Posted at January 21, 2018
As I've been working to improve Bluebird Pocket Planner, I've also been casually on the look out for news articles that echo the reason why I started this paper-based way of working: It's really hard to stay away from smartphones and all the social media signals they send us, and it can be even harder to get meaningful work done amid all that noise.
Below are just a few of those selected articles, as well as a few key excerpts. But do click through and give them all a read, as many communicate this idea far more eloquently than I ever could:
Alex Wood on realizing his smartphone addition, like so many of us:
After my shower, I checked Twitter. Do you realise how hard it is to dry yourself with one hand? Breakfast fought for my attention as I scrolled through my tweets. Twitter won. Breakfast went cold. Instagram was top of mind as I walked to the station. I was so absorbed I forgot to look ahead. Then I crashed into a commuter. She was taking a selfie. I’m a smartphone addict. And I'm not the only one.

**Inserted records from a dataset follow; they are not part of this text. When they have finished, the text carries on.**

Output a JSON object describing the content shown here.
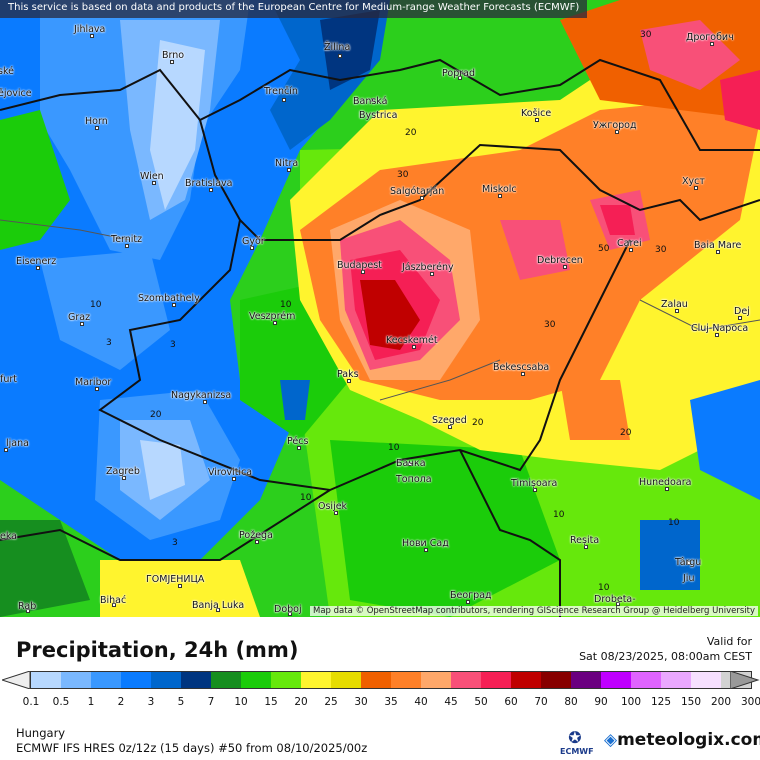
{
  "map": {
    "banner": "This service is based on data and products of the European Centre for Medium-range Weather Forecasts (ECMWF)",
    "attribution": "Map data © OpenStreetMap contributors, rendering GIScience Research Group @ Heidelberg University",
    "cities": [
      "Jihlava",
      "Brno",
      "Žilina",
      "Poprad",
      "Дрогобич",
      "ské",
      "ějovice",
      "Horn",
      "Trenčín",
      "Banská",
      "Bystrica",
      "Košice",
      "Ужгород",
      "Wien",
      "Bratislava",
      "Nitra",
      "Salgótarján",
      "Miskolc",
      "Хуст",
      "Ternitz",
      "Győr",
      "Budapest",
      "Jászberény",
      "Debrecen",
      "Carei",
      "Baia Mare",
      "Eisenerz",
      "Szombathely",
      "Veszprém",
      "Zalau",
      "Graz",
      "Kecskemét",
      "Dej",
      "Cluj-Napoca",
      "furt",
      "Maribor",
      "Paks",
      "Bekescsaba",
      "Nagykanizsa",
      "Szeged",
      "ljana",
      "Pécs",
      "Бачка",
      "Топола",
      "Zagreb",
      "Virovitica",
      "Timișoara",
      "Hunedoara",
      "Osijek",
      "Нови Сад",
      "Požega",
      "Reșita",
      "Târgu",
      "Jiu",
      "ГОМЈЕНИЦА",
      "Bihać",
      "Banja Luka",
      "Doboj",
      "Београд",
      "Drobeta-",
      "eka",
      "Rab"
    ],
    "contour_labels": [
      "30",
      "20",
      "30",
      "10",
      "3",
      "3",
      "50",
      "30",
      "30",
      "20",
      "20",
      "10",
      "10",
      "10",
      "10",
      "10",
      "20",
      "3",
      "10"
    ]
  },
  "legend": {
    "title": "Precipitation, 24h (mm)",
    "valid_label": "Valid for",
    "valid_time": "Sat 08/23/2025, 08:00am CEST",
    "ticks": [
      "0.1",
      "0.5",
      "1",
      "2",
      "3",
      "5",
      "7",
      "10",
      "15",
      "20",
      "25",
      "30",
      "35",
      "40",
      "45",
      "50",
      "60",
      "70",
      "80",
      "90",
      "100",
      "125",
      "150",
      "200",
      "300"
    ],
    "colors": [
      "#b7d8ff",
      "#7ab8ff",
      "#3a98ff",
      "#0a7bff",
      "#0066cc",
      "#003580",
      "#168e1f",
      "#1bcc0a",
      "#66e80c",
      "#fff42e",
      "#e6dc00",
      "#f06000",
      "#ff8028",
      "#ffa86a",
      "#f85078",
      "#f51f55",
      "#c00000",
      "#870000",
      "#6b0080",
      "#c000ff",
      "#e064ff",
      "#eaa8ff",
      "#f6e0ff",
      "#d2d2d2"
    ],
    "under_color": "#eeeeee",
    "over_color": "#999999"
  },
  "footer": {
    "region": "Hungary",
    "model": "ECMWF IFS HRES 0z/12z (15 days) #50 from  08/10/2025/00z",
    "ecmwf_logo": "ECMWF",
    "brand": "meteologix.com"
  }
}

Victoria Song describes the panic of losing her phone during a crisis situation:
[P]riority No. 1 was finding my phone. Not just so I could get home and find my friends, but because my entire life was on there. My bank information. My work and personal emails. The contact information of my friends and family. My horrible emo poetry. Anyone who had it could potentially access everything there is to know about me. I don't think I truly relaxed until I had it safe in my hands again. [. . .] I don't know what that says about me, or you, or about society as a whole. All I know is that I'm trapped on this exhausting roller coaster of needing—but hating—my smartphone, and I don't know how to get off.

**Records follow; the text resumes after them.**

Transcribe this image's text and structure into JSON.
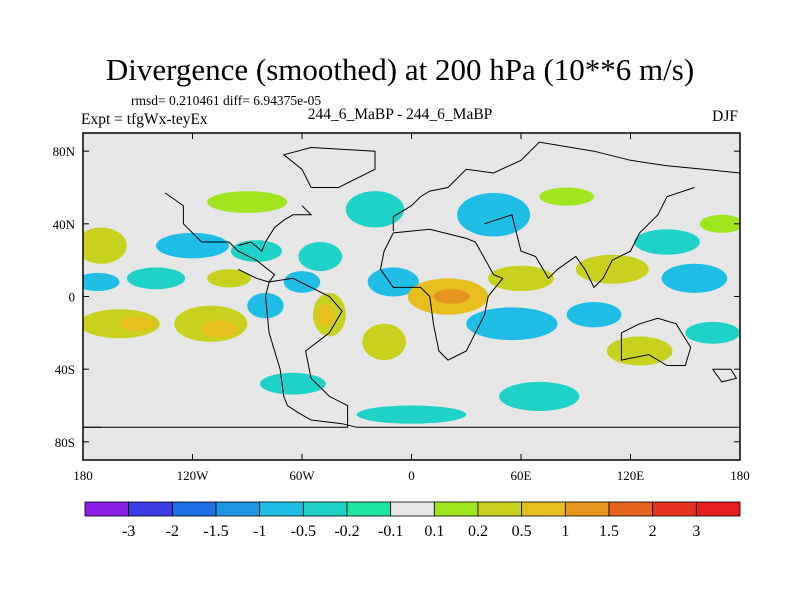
{
  "chart_data": {
    "type": "heatmap",
    "title": "Divergence (smoothed) at 200 hPa (10**6 m/s)",
    "stats_text": "rmsd= 0.210461 diff= 6.94375e-05",
    "left_label": "Expt = tfgWx-teyEx",
    "center_label": "244_6_MaBP - 244_6_MaBP",
    "right_label": "DJF",
    "x_axis": {
      "range": [
        -180,
        180
      ],
      "ticks": [
        -180,
        -120,
        -60,
        0,
        60,
        120,
        180
      ],
      "tick_labels": [
        "180",
        "120W",
        "60W",
        "0",
        "60E",
        "120E",
        "180"
      ]
    },
    "y_axis": {
      "range": [
        -90,
        90
      ],
      "ticks": [
        80,
        40,
        0,
        -40,
        -80
      ],
      "tick_labels": [
        "80N",
        "40N",
        "0",
        "40S",
        "80S"
      ]
    },
    "colorbar": {
      "levels": [
        "-3",
        "-2",
        "-1.5",
        "-1",
        "-0.5",
        "-0.2",
        "-0.1",
        "0.1",
        "0.2",
        "0.5",
        "1",
        "1.5",
        "2",
        "3"
      ],
      "colors": [
        "#8a1ee6",
        "#3c3ce6",
        "#1e6ee6",
        "#1e96e6",
        "#1ebee6",
        "#1ed2c8",
        "#1ee6a0",
        "#e6e6e6",
        "#a0e61e",
        "#c8d21e",
        "#e6be1e",
        "#e6961e",
        "#e6641e",
        "#e6321e",
        "#e61e1e"
      ]
    },
    "background_value_color": "#e6e6e6",
    "blobs": [
      {
        "lon": -170,
        "lat": 28,
        "rx": 14,
        "ry": 10,
        "level": "#c8d21e"
      },
      {
        "lon": -172,
        "lat": 8,
        "rx": 12,
        "ry": 5,
        "level": "#1ebee6"
      },
      {
        "lon": -160,
        "lat": -15,
        "rx": 22,
        "ry": 8,
        "level": "#c8d21e"
      },
      {
        "lon": -150,
        "lat": -15,
        "rx": 10,
        "ry": 4,
        "level": "#e6be1e"
      },
      {
        "lon": -140,
        "lat": 10,
        "rx": 16,
        "ry": 6,
        "level": "#1ed2c8"
      },
      {
        "lon": -120,
        "lat": 28,
        "rx": 20,
        "ry": 7,
        "level": "#1ebee6"
      },
      {
        "lon": -110,
        "lat": -15,
        "rx": 20,
        "ry": 10,
        "level": "#c8d21e"
      },
      {
        "lon": -105,
        "lat": -18,
        "rx": 10,
        "ry": 5,
        "level": "#e6be1e"
      },
      {
        "lon": -100,
        "lat": 10,
        "rx": 12,
        "ry": 5,
        "level": "#c8d21e"
      },
      {
        "lon": -90,
        "lat": 52,
        "rx": 22,
        "ry": 6,
        "level": "#a0e61e"
      },
      {
        "lon": -85,
        "lat": 25,
        "rx": 14,
        "ry": 6,
        "level": "#1ed2c8"
      },
      {
        "lon": -80,
        "lat": -5,
        "rx": 10,
        "ry": 7,
        "level": "#1ebee6"
      },
      {
        "lon": -65,
        "lat": -48,
        "rx": 18,
        "ry": 6,
        "level": "#1ed2c8"
      },
      {
        "lon": -60,
        "lat": 8,
        "rx": 10,
        "ry": 6,
        "level": "#1ebee6"
      },
      {
        "lon": -50,
        "lat": 22,
        "rx": 12,
        "ry": 8,
        "level": "#1ed2c8"
      },
      {
        "lon": -45,
        "lat": -10,
        "rx": 9,
        "ry": 12,
        "level": "#c8d21e"
      },
      {
        "lon": -47,
        "lat": -10,
        "rx": 5,
        "ry": 6,
        "level": "#e6be1e"
      },
      {
        "lon": -20,
        "lat": 48,
        "rx": 16,
        "ry": 10,
        "level": "#1ed2c8"
      },
      {
        "lon": -10,
        "lat": 8,
        "rx": 14,
        "ry": 8,
        "level": "#1ebee6"
      },
      {
        "lon": -15,
        "lat": -25,
        "rx": 12,
        "ry": 10,
        "level": "#c8d21e"
      },
      {
        "lon": 0,
        "lat": -65,
        "rx": 30,
        "ry": 5,
        "level": "#1ed2c8"
      },
      {
        "lon": 20,
        "lat": 0,
        "rx": 22,
        "ry": 10,
        "level": "#e6be1e"
      },
      {
        "lon": 22,
        "lat": 0,
        "rx": 10,
        "ry": 4,
        "level": "#e6961e"
      },
      {
        "lon": 45,
        "lat": 45,
        "rx": 20,
        "ry": 12,
        "level": "#1ebee6"
      },
      {
        "lon": 55,
        "lat": -15,
        "rx": 25,
        "ry": 9,
        "level": "#1ebee6"
      },
      {
        "lon": 60,
        "lat": 10,
        "rx": 18,
        "ry": 7,
        "level": "#c8d21e"
      },
      {
        "lon": 70,
        "lat": -55,
        "rx": 22,
        "ry": 8,
        "level": "#1ed2c8"
      },
      {
        "lon": 85,
        "lat": 55,
        "rx": 15,
        "ry": 5,
        "level": "#a0e61e"
      },
      {
        "lon": 100,
        "lat": -10,
        "rx": 15,
        "ry": 7,
        "level": "#1ebee6"
      },
      {
        "lon": 110,
        "lat": 15,
        "rx": 20,
        "ry": 8,
        "level": "#c8d21e"
      },
      {
        "lon": 125,
        "lat": -30,
        "rx": 18,
        "ry": 8,
        "level": "#c8d21e"
      },
      {
        "lon": 140,
        "lat": 30,
        "rx": 18,
        "ry": 7,
        "level": "#1ed2c8"
      },
      {
        "lon": 155,
        "lat": 10,
        "rx": 18,
        "ry": 8,
        "level": "#1ebee6"
      },
      {
        "lon": 165,
        "lat": -20,
        "rx": 15,
        "ry": 6,
        "level": "#1ed2c8"
      },
      {
        "lon": 170,
        "lat": 40,
        "rx": 12,
        "ry": 5,
        "level": "#a0e61e"
      }
    ]
  }
}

Eric Andrew-Gee on how smartphones make us "stupid, antisocial, and unhealthy":
To ensure that our eyes remain firmly glued to our screens, our smartphones – and the digital worlds they connect us to – internet giants have become little virtuosos of persuasion, cajoling us into checking them again and again – and for longer than we intend.
10 years into this age of connectedness, we have learned something troubling: Being connected to everyone all the time makes us less attentive to the people we care about most.
Craig Mod on smartphones and social media encroaching on his focus:
The medium was no longer the message, it was just an asshole. [...] I want my attention back.
...and how he got back on track by disconnecting:
Disconnection helped me remember what the mind felt like before I had lost my attention. Reminded me how it felt to wash off that funereal glaze that seemed to coat us all, and to return to the world — however thick the gloom — with clarity and purpose, able to help out in far better ways than I could have had I stayed online.